Una delle parti più disorientanti dell’acclimatamento è ciò che succede di notte. In quota, molte persone sperimentano la respirazione periodica — uno schema in cui il respiro accelera, poi si ferma brevemente, poi riprende, talvolta svegliandoti con un sussulto. È inquietante ma di solito innocua e svanisce man mano che ti adatti. Un sonno scarso e frammentato nelle prime notti è normale e non di per sé un segnale di pericolo. Ciò che conta è come ti senti di giorno: sintomi in miglioramento significano che ti stai adattando, sintomi in peggioramento significano che non dovresti salire più in alto. Evita i sonniferi nei primi giorni, perché alcuni deprimono il respiro e possono mascherare o peggiorare i problemi d’altitudine; se il sonno è una vera difficoltà, chiedi a un farmacista opzioni adatte alla quota anziché ricorrere a un sedativo standard.

Domande frequenti sull’acclimatamento a Huaraz

Di quanti giorni ho bisogno per acclimatarmi a Huaraz?

Prevedi almeno due giorni pieni di riposo e attività leggera prima di qualsiasi escursione oltre i 4.000 m, e tre o quattro giorni prima di Laguna 69 (4.600 m) o di un trek di più giorni. Per il circuito dell’Huayhuash, metti in conto quattro o cinque giorni di escursioni di acclimatamento progressivo.

Posso andare direttamente a Laguna 69 dopo essere arrivato a Huaraz?

Non dovresti. Arrivare da Lima al livello del mare e fare un’escursione a 4.600 m entro 24 ore aumenta nettamente il rischio di mal di montagna. Molti operatori ti porteranno comunque, ma la responsabilità di dire di no è tua. Datti almeno due o tre giorni prima.

Essere in forma aiuta contro il mal di montagna?

No. La forma fisica ha scarso effetto protettivo contro l’AMS, e le persone molto allenate a volte stanno peggio perché spingono troppo e troppo in fretta. La suscettibilità è in gran parte individuale e imprevedibile. Salita graduale, idratazione e ritmo lento contano molto di più della forma fisica.

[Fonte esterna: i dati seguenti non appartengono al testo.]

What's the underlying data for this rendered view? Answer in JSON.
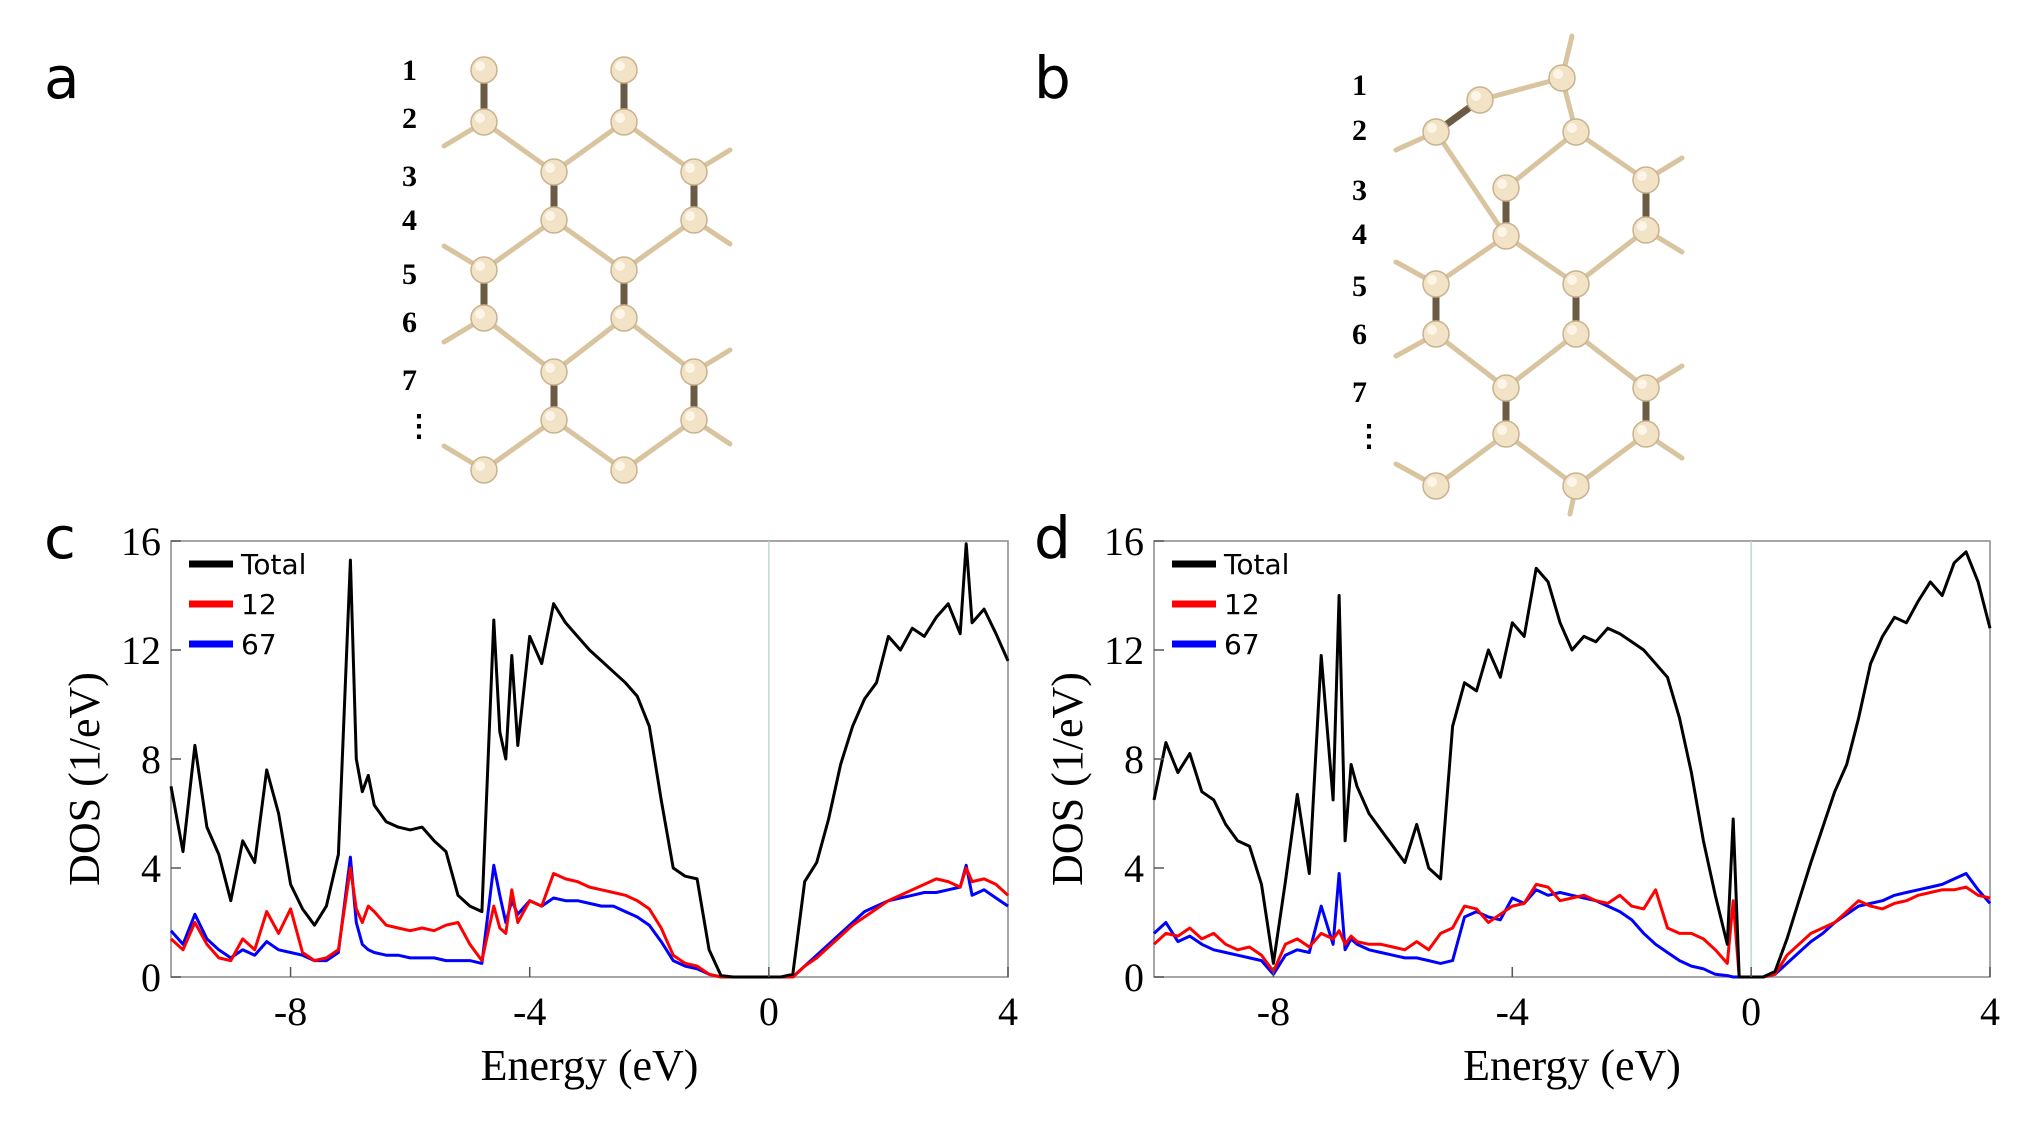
{
  "panels": {
    "a": "a",
    "b": "b",
    "c": "c",
    "d": "d"
  },
  "layer_labels": [
    "1",
    "2",
    "3",
    "4",
    "5",
    "6",
    "7",
    "⋮"
  ],
  "atom_color": "#f2e2c6",
  "chart_data": [
    {
      "panel": "c",
      "type": "line",
      "xlabel": "Energy (eV)",
      "ylabel": "DOS (1/eV)",
      "xlim": [
        -10,
        4
      ],
      "ylim": [
        0,
        16
      ],
      "xticks": [
        -8,
        -4,
        0,
        4
      ],
      "yticks": [
        0,
        4,
        8,
        12,
        16
      ],
      "legend_placement": "top-left",
      "fermi_line_x": 0,
      "series": [
        {
          "name": "Total",
          "color": "#000000",
          "x": [
            -10,
            -9.8,
            -9.6,
            -9.4,
            -9.2,
            -9.0,
            -8.8,
            -8.6,
            -8.4,
            -8.2,
            -8.0,
            -7.8,
            -7.6,
            -7.4,
            -7.2,
            -7.0,
            -6.9,
            -6.8,
            -6.7,
            -6.6,
            -6.4,
            -6.2,
            -6.0,
            -5.8,
            -5.6,
            -5.4,
            -5.2,
            -5.0,
            -4.8,
            -4.6,
            -4.5,
            -4.4,
            -4.3,
            -4.2,
            -4.0,
            -3.8,
            -3.6,
            -3.4,
            -3.2,
            -3.0,
            -2.8,
            -2.6,
            -2.4,
            -2.2,
            -2.0,
            -1.8,
            -1.6,
            -1.4,
            -1.2,
            -1.0,
            -0.8,
            -0.6,
            -0.4,
            -0.2,
            0.0,
            0.2,
            0.4,
            0.6,
            0.8,
            1.0,
            1.2,
            1.4,
            1.6,
            1.8,
            2.0,
            2.2,
            2.4,
            2.6,
            2.8,
            3.0,
            3.2,
            3.3,
            3.4,
            3.6,
            3.8,
            4.0
          ],
          "y": [
            7.0,
            4.6,
            8.5,
            5.5,
            4.5,
            2.8,
            5.0,
            4.2,
            7.6,
            6.0,
            3.4,
            2.5,
            1.9,
            2.6,
            4.5,
            15.3,
            8.0,
            6.8,
            7.4,
            6.3,
            5.7,
            5.5,
            5.4,
            5.5,
            5.0,
            4.6,
            3.0,
            2.6,
            2.4,
            13.1,
            9.0,
            8.0,
            11.8,
            8.5,
            12.5,
            11.5,
            13.7,
            13.0,
            12.5,
            12.0,
            11.6,
            11.2,
            10.8,
            10.3,
            9.2,
            6.5,
            4.0,
            3.7,
            3.6,
            1.0,
            0.05,
            0.0,
            0.0,
            0.0,
            0.0,
            0.0,
            0.1,
            3.5,
            4.2,
            5.8,
            7.8,
            9.2,
            10.2,
            10.8,
            12.5,
            12.0,
            12.8,
            12.5,
            13.2,
            13.7,
            12.6,
            15.9,
            13.0,
            13.5,
            12.6,
            11.6
          ]
        },
        {
          "name": "12",
          "color": "#ff0000",
          "x": [
            -10,
            -9.8,
            -9.6,
            -9.4,
            -9.2,
            -9.0,
            -8.8,
            -8.6,
            -8.4,
            -8.2,
            -8.0,
            -7.8,
            -7.6,
            -7.4,
            -7.2,
            -7.0,
            -6.9,
            -6.8,
            -6.7,
            -6.6,
            -6.4,
            -6.2,
            -6.0,
            -5.8,
            -5.6,
            -5.4,
            -5.2,
            -5.0,
            -4.8,
            -4.6,
            -4.5,
            -4.4,
            -4.3,
            -4.2,
            -4.0,
            -3.8,
            -3.6,
            -3.4,
            -3.2,
            -3.0,
            -2.8,
            -2.6,
            -2.4,
            -2.2,
            -2.0,
            -1.8,
            -1.6,
            -1.4,
            -1.2,
            -1.0,
            -0.8,
            -0.6,
            -0.4,
            -0.2,
            0.0,
            0.2,
            0.4,
            0.6,
            0.8,
            1.0,
            1.2,
            1.4,
            1.6,
            1.8,
            2.0,
            2.2,
            2.4,
            2.6,
            2.8,
            3.0,
            3.2,
            3.3,
            3.4,
            3.6,
            3.8,
            4.0
          ],
          "y": [
            1.4,
            1.0,
            2.0,
            1.2,
            0.7,
            0.6,
            1.4,
            1.0,
            2.4,
            1.6,
            2.5,
            0.9,
            0.6,
            0.7,
            1.0,
            4.0,
            2.5,
            2.0,
            2.6,
            2.4,
            1.9,
            1.8,
            1.7,
            1.8,
            1.7,
            1.9,
            2.0,
            1.2,
            0.6,
            2.6,
            1.8,
            1.6,
            3.2,
            2.0,
            2.8,
            2.6,
            3.8,
            3.6,
            3.5,
            3.3,
            3.2,
            3.1,
            3.0,
            2.8,
            2.5,
            1.8,
            0.8,
            0.5,
            0.4,
            0.1,
            0.0,
            0.0,
            0.0,
            0.0,
            0.0,
            0.0,
            0.0,
            0.4,
            0.7,
            1.1,
            1.5,
            1.9,
            2.2,
            2.5,
            2.8,
            3.0,
            3.2,
            3.4,
            3.6,
            3.5,
            3.3,
            4.0,
            3.5,
            3.6,
            3.4,
            3.0
          ]
        },
        {
          "name": "67",
          "color": "#0000ff",
          "x": [
            -10,
            -9.8,
            -9.6,
            -9.4,
            -9.2,
            -9.0,
            -8.8,
            -8.6,
            -8.4,
            -8.2,
            -8.0,
            -7.8,
            -7.6,
            -7.4,
            -7.2,
            -7.0,
            -6.9,
            -6.8,
            -6.7,
            -6.6,
            -6.4,
            -6.2,
            -6.0,
            -5.8,
            -5.6,
            -5.4,
            -5.2,
            -5.0,
            -4.8,
            -4.6,
            -4.5,
            -4.4,
            -4.3,
            -4.2,
            -4.0,
            -3.8,
            -3.6,
            -3.4,
            -3.2,
            -3.0,
            -2.8,
            -2.6,
            -2.4,
            -2.2,
            -2.0,
            -1.8,
            -1.6,
            -1.4,
            -1.2,
            -1.0,
            -0.8,
            -0.6,
            -0.4,
            -0.2,
            0.0,
            0.2,
            0.4,
            0.6,
            0.8,
            1.0,
            1.2,
            1.4,
            1.6,
            1.8,
            2.0,
            2.2,
            2.4,
            2.6,
            2.8,
            3.0,
            3.2,
            3.3,
            3.4,
            3.6,
            3.8,
            4.0
          ],
          "y": [
            1.7,
            1.2,
            2.3,
            1.4,
            1.0,
            0.7,
            1.0,
            0.8,
            1.3,
            1.0,
            0.9,
            0.8,
            0.6,
            0.6,
            0.9,
            4.4,
            2.0,
            1.2,
            1.0,
            0.9,
            0.8,
            0.8,
            0.7,
            0.7,
            0.7,
            0.6,
            0.6,
            0.6,
            0.5,
            4.1,
            3.0,
            2.0,
            2.8,
            2.3,
            2.8,
            2.6,
            2.9,
            2.8,
            2.8,
            2.7,
            2.6,
            2.6,
            2.4,
            2.2,
            1.9,
            1.3,
            0.6,
            0.4,
            0.3,
            0.1,
            0.0,
            0.0,
            0.0,
            0.0,
            0.0,
            0.0,
            0.0,
            0.4,
            0.8,
            1.2,
            1.6,
            2.0,
            2.4,
            2.6,
            2.8,
            2.9,
            3.0,
            3.1,
            3.1,
            3.2,
            3.3,
            4.1,
            3.0,
            3.2,
            2.9,
            2.6
          ]
        }
      ]
    },
    {
      "panel": "d",
      "type": "line",
      "xlabel": "Energy (eV)",
      "ylabel": "DOS (1/eV)",
      "xlim": [
        -10,
        4
      ],
      "ylim": [
        0,
        16
      ],
      "xticks": [
        -8,
        -4,
        0,
        4
      ],
      "yticks": [
        0,
        4,
        8,
        12,
        16
      ],
      "legend_placement": "top-left",
      "fermi_line_x": 0,
      "series": [
        {
          "name": "Total",
          "color": "#000000",
          "x": [
            -10,
            -9.8,
            -9.6,
            -9.4,
            -9.2,
            -9.0,
            -8.8,
            -8.6,
            -8.4,
            -8.2,
            -8.0,
            -7.8,
            -7.6,
            -7.4,
            -7.2,
            -7.0,
            -6.9,
            -6.8,
            -6.7,
            -6.6,
            -6.4,
            -6.2,
            -6.0,
            -5.8,
            -5.6,
            -5.4,
            -5.2,
            -5.0,
            -4.8,
            -4.6,
            -4.4,
            -4.2,
            -4.0,
            -3.8,
            -3.6,
            -3.4,
            -3.2,
            -3.0,
            -2.8,
            -2.6,
            -2.4,
            -2.2,
            -2.0,
            -1.8,
            -1.6,
            -1.4,
            -1.2,
            -1.0,
            -0.8,
            -0.6,
            -0.4,
            -0.3,
            -0.2,
            0.0,
            0.2,
            0.4,
            0.6,
            0.8,
            1.0,
            1.2,
            1.4,
            1.6,
            1.8,
            2.0,
            2.2,
            2.4,
            2.6,
            2.8,
            3.0,
            3.2,
            3.4,
            3.6,
            3.8,
            4.0
          ],
          "y": [
            6.5,
            8.6,
            7.5,
            8.2,
            6.8,
            6.5,
            5.6,
            5.0,
            4.8,
            3.4,
            0.5,
            3.5,
            6.7,
            3.8,
            11.8,
            6.5,
            14.0,
            5.0,
            7.8,
            7.0,
            6.0,
            5.4,
            4.8,
            4.2,
            5.6,
            4.0,
            3.6,
            9.2,
            10.8,
            10.5,
            12.0,
            11.0,
            13.0,
            12.5,
            15.0,
            14.5,
            13.0,
            12.0,
            12.5,
            12.3,
            12.8,
            12.6,
            12.3,
            12.0,
            11.5,
            11.0,
            9.5,
            7.5,
            5.0,
            3.0,
            1.2,
            5.8,
            0.0,
            0.0,
            0.0,
            0.2,
            1.4,
            2.8,
            4.2,
            5.5,
            6.8,
            7.8,
            9.5,
            11.5,
            12.5,
            13.2,
            13.0,
            13.8,
            14.5,
            14.0,
            15.2,
            15.6,
            14.5,
            12.8
          ]
        },
        {
          "name": "12",
          "color": "#ff0000",
          "x": [
            -10,
            -9.8,
            -9.6,
            -9.4,
            -9.2,
            -9.0,
            -8.8,
            -8.6,
            -8.4,
            -8.2,
            -8.0,
            -7.8,
            -7.6,
            -7.4,
            -7.2,
            -7.0,
            -6.9,
            -6.8,
            -6.7,
            -6.6,
            -6.4,
            -6.2,
            -6.0,
            -5.8,
            -5.6,
            -5.4,
            -5.2,
            -5.0,
            -4.8,
            -4.6,
            -4.4,
            -4.2,
            -4.0,
            -3.8,
            -3.6,
            -3.4,
            -3.2,
            -3.0,
            -2.8,
            -2.6,
            -2.4,
            -2.2,
            -2.0,
            -1.8,
            -1.6,
            -1.4,
            -1.2,
            -1.0,
            -0.8,
            -0.6,
            -0.4,
            -0.3,
            -0.2,
            0.0,
            0.2,
            0.4,
            0.6,
            0.8,
            1.0,
            1.2,
            1.4,
            1.6,
            1.8,
            2.0,
            2.2,
            2.4,
            2.6,
            2.8,
            3.0,
            3.2,
            3.4,
            3.6,
            3.8,
            4.0
          ],
          "y": [
            1.2,
            1.6,
            1.5,
            1.8,
            1.4,
            1.6,
            1.2,
            1.0,
            1.1,
            0.8,
            0.2,
            1.2,
            1.4,
            1.1,
            1.6,
            1.4,
            1.7,
            1.2,
            1.5,
            1.3,
            1.2,
            1.2,
            1.1,
            1.0,
            1.3,
            1.0,
            1.6,
            1.8,
            2.6,
            2.5,
            2.0,
            2.3,
            2.6,
            2.7,
            3.4,
            3.3,
            2.8,
            2.9,
            3.0,
            2.8,
            2.7,
            3.0,
            2.6,
            2.5,
            3.2,
            1.8,
            1.6,
            1.6,
            1.4,
            1.0,
            0.5,
            2.8,
            0.0,
            0.0,
            0.0,
            0.1,
            0.8,
            1.2,
            1.6,
            1.8,
            2.0,
            2.4,
            2.8,
            2.6,
            2.5,
            2.7,
            2.8,
            3.0,
            3.1,
            3.2,
            3.2,
            3.3,
            3.0,
            2.9
          ]
        },
        {
          "name": "67",
          "color": "#0000ff",
          "x": [
            -10,
            -9.8,
            -9.6,
            -9.4,
            -9.2,
            -9.0,
            -8.8,
            -8.6,
            -8.4,
            -8.2,
            -8.0,
            -7.8,
            -7.6,
            -7.4,
            -7.2,
            -7.0,
            -6.9,
            -6.8,
            -6.7,
            -6.6,
            -6.4,
            -6.2,
            -6.0,
            -5.8,
            -5.6,
            -5.4,
            -5.2,
            -5.0,
            -4.8,
            -4.6,
            -4.4,
            -4.2,
            -4.0,
            -3.8,
            -3.6,
            -3.4,
            -3.2,
            -3.0,
            -2.8,
            -2.6,
            -2.4,
            -2.2,
            -2.0,
            -1.8,
            -1.6,
            -1.4,
            -1.2,
            -1.0,
            -0.8,
            -0.6,
            -0.4,
            -0.3,
            -0.2,
            0.0,
            0.2,
            0.4,
            0.6,
            0.8,
            1.0,
            1.2,
            1.4,
            1.6,
            1.8,
            2.0,
            2.2,
            2.4,
            2.6,
            2.8,
            3.0,
            3.2,
            3.4,
            3.6,
            3.8,
            4.0
          ],
          "y": [
            1.6,
            2.0,
            1.3,
            1.5,
            1.2,
            1.0,
            0.9,
            0.8,
            0.7,
            0.6,
            0.1,
            0.8,
            1.0,
            0.9,
            2.6,
            1.2,
            3.8,
            1.0,
            1.4,
            1.2,
            1.0,
            0.9,
            0.8,
            0.7,
            0.7,
            0.6,
            0.5,
            0.6,
            2.2,
            2.4,
            2.2,
            2.1,
            2.9,
            2.7,
            3.2,
            3.0,
            3.1,
            3.0,
            2.9,
            2.8,
            2.6,
            2.4,
            2.1,
            1.6,
            1.2,
            0.9,
            0.6,
            0.4,
            0.3,
            0.1,
            0.05,
            0.0,
            0.0,
            0.0,
            0.0,
            0.1,
            0.5,
            0.9,
            1.3,
            1.6,
            2.0,
            2.3,
            2.6,
            2.7,
            2.8,
            3.0,
            3.1,
            3.2,
            3.3,
            3.4,
            3.6,
            3.8,
            3.2,
            2.7
          ]
        }
      ]
    }
  ]
}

Dovrei prendere il Diamox a Huaraz?

L’acetazolamide (Diamox) può aiutare a prevenire l’AMS ed è venduta senza ricetta a Huaraz, ma è una decisione medica meglio discussa con un medico o un farmacista, specie se hai un’allergia ai sulfamidici. Velocizza l’adattamento ma non sostituisce l’acclimatamento graduale, e non cura le forme pericolose HAPE e HACE.

Quali sono i segnali d’allarme per cui dovrei scendere subito?

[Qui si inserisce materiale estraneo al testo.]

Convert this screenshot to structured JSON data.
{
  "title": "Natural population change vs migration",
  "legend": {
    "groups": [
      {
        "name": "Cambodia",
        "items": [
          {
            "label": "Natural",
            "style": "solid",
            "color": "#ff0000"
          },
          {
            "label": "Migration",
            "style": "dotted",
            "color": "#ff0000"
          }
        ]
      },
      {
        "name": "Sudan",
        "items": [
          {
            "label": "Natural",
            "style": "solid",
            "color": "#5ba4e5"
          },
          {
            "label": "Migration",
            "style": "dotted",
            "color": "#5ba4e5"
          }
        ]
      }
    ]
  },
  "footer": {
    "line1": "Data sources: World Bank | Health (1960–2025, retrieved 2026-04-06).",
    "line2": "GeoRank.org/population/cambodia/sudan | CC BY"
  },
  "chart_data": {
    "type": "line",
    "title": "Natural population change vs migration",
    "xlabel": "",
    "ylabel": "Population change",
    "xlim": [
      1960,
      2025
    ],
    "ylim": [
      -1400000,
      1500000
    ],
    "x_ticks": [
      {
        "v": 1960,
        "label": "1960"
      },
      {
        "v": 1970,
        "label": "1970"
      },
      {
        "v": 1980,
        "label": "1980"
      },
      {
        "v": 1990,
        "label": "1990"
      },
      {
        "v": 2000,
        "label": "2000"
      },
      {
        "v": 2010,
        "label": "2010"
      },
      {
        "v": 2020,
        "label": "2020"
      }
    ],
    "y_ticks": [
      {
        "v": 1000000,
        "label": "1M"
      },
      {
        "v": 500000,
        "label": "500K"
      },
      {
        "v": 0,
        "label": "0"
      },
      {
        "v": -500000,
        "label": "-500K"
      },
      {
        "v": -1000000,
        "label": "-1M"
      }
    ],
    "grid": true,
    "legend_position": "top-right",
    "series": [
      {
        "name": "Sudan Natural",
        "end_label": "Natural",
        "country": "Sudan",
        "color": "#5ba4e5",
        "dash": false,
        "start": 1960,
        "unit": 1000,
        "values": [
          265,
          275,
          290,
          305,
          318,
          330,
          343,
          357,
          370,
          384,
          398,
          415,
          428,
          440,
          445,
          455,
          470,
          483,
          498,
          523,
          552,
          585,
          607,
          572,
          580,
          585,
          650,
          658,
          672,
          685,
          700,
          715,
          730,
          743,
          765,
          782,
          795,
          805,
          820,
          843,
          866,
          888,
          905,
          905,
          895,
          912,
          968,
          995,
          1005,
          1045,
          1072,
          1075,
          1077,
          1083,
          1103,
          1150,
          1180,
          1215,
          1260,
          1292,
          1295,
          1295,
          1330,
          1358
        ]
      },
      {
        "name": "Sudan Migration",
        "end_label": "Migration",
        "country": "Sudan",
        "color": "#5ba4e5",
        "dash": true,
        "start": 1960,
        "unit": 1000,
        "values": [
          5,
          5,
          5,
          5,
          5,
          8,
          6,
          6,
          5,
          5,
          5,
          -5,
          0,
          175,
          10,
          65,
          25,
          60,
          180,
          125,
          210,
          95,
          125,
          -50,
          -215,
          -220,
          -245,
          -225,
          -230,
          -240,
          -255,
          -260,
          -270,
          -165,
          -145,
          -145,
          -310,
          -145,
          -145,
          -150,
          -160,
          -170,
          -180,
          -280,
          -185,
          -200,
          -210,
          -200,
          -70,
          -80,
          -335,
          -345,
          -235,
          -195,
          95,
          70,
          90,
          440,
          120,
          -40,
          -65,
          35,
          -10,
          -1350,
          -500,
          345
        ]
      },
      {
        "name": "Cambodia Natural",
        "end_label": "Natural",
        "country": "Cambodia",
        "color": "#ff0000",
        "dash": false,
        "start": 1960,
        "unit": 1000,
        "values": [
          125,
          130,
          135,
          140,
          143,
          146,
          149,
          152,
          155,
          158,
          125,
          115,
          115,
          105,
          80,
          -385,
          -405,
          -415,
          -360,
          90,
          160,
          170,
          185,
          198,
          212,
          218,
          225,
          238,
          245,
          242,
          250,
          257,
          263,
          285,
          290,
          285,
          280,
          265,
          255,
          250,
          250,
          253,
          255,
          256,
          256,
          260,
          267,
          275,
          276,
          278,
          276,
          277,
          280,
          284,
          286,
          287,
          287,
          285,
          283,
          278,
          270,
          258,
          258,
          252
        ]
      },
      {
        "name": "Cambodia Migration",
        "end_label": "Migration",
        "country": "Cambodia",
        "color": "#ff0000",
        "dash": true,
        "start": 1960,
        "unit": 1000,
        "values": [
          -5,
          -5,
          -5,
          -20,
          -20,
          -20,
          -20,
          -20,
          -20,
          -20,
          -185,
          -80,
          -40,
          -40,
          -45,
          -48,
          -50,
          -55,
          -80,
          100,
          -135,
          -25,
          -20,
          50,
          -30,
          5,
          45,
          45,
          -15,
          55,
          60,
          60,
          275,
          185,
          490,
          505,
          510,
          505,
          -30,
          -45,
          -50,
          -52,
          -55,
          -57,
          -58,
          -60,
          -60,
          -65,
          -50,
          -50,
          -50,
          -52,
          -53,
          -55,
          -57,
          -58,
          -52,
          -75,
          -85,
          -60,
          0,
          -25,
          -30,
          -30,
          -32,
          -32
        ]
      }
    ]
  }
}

Affanno a riposo o una tosse umida (possibile HAPE); confusione, barcollamento, perdita di coordinazione o sonnolenza insolita (possibile HACE); o un mal di testa severo con vomito che non risponde agli antidolorifici. Sono emergenze — scendi subito e chiedi aiuto medico.

Il tè di coca aiuta contro il mal di montagna?

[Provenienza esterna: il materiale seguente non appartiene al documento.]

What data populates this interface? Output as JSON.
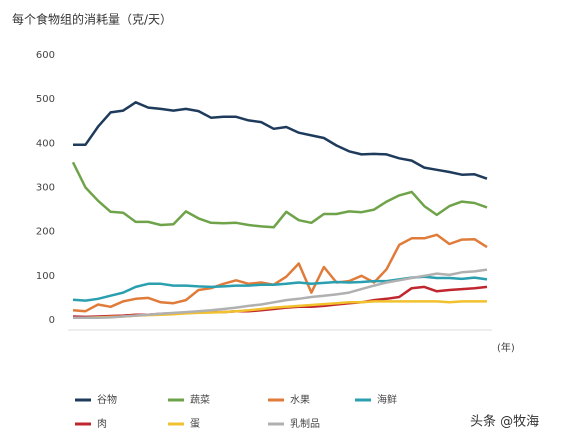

Il tè di coca offre un blando sollievo sintomatico ed è una tradizione andina innocua e diffusa. Può alleviare un lieve mal di testa e calmare lo stomaco, ma non sostituisce un acclimatamento adeguato, l’idratazione o la discesa se i sintomi diventano seri.

È sicuro bere alcol durante l’acclimatamento?

Evita l’alcol per almeno i primi giorni in quota. Deprime il respiro, disturba il sonno e peggiora la disidratazione — tutte cose che aumentano il rischio e la gravità del mal di montagna. Lascia la birra di festa per dopo esserti adattato.